Ong points to the “trifecta” of Charli XCX, Sabrina Carpenter and Chappell Roan as architects of the female-led trend after all three released new albums this year. Their “personality-led female pop” allowed listeners to slot themselves into familiar or aspirational narratives all while connecting with the artists themselves.

“These three women, what they have in common is that they have been writing and producing and making music for years … this success might seem overnight but actually it is the result of many years of work and building their audience,” she says.

A strong Venn diagram may exist among their fandoms, but each member of the “trifecta” has a singular style.
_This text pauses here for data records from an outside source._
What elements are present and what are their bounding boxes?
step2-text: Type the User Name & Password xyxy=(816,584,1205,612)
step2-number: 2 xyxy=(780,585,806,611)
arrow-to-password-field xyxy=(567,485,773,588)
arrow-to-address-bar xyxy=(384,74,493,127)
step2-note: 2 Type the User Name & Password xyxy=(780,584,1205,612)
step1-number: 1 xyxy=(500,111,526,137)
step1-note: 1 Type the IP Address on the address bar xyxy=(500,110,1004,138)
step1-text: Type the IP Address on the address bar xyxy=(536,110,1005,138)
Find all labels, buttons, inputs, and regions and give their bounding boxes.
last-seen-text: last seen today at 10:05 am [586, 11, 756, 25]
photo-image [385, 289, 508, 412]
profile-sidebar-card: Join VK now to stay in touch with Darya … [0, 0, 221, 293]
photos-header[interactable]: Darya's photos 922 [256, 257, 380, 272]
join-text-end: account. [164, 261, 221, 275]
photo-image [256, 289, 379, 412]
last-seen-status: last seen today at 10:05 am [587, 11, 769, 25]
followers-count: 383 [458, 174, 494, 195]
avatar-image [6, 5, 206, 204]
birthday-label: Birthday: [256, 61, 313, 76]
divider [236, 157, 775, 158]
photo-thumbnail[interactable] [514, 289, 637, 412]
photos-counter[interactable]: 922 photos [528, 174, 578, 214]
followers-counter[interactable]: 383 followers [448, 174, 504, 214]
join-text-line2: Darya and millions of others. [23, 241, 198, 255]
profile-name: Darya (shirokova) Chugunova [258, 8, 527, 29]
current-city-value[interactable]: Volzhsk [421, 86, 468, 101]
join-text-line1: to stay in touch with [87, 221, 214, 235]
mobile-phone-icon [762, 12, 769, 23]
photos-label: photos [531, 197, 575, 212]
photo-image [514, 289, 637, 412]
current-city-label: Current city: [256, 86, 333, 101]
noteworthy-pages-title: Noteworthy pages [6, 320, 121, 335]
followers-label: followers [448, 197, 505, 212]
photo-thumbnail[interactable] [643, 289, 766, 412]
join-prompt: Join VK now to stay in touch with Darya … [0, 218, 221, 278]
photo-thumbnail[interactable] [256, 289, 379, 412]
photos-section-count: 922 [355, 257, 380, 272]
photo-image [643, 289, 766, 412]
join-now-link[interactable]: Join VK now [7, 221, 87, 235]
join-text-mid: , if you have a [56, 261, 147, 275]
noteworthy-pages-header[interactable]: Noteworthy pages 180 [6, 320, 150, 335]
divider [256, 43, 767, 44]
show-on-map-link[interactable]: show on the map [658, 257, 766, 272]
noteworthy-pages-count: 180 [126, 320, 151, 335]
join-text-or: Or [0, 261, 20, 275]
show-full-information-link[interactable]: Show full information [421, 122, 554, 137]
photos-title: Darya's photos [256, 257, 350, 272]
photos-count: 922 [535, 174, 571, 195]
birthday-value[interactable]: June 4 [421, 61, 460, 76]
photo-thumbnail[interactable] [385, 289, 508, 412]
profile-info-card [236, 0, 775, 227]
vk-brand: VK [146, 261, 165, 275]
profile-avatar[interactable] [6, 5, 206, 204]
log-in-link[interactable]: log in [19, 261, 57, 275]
Charli in particular unearthed a real desire for an artist to speak to the messiness of life, Ong says.

“Brat” communicated, “the fact that it’s okay to be messy, to want to just have fun, to kind of let go, there’s no perfection in that,” she said.

Taylor Swift: Now, always and forever

Even as newcomers (and old-comers made new) burst onto the scene, one thing remained the same: Taylor Swift is an unstoppable force.

Swift was the most-streamed artist globally and in the U.S. and her latest album “THE TORTURED POETS DEPARTMENT: THE ANTHOLOGY” also topped both the global and U.S. list for most-streamed albums.

“She is a juggernaut of her own,” Ong says. “The eras tour is a phenom.” To be in your early 30s, doing a 3-hour concert that spans distinct eras and strings together hit-after-hit is incredible, she adds.

That she has been “unapologetically herself” and unashamed of a largely female audience, has aided her in her rise, Ong says. An artist who speaks to heartbreak, embarrassment and the unending balancing act of American womanhood is an indispensable thing, it turns out.

Swift was also the most-listened-to artist last year and No. 2 two years before, behind Bad Bunny.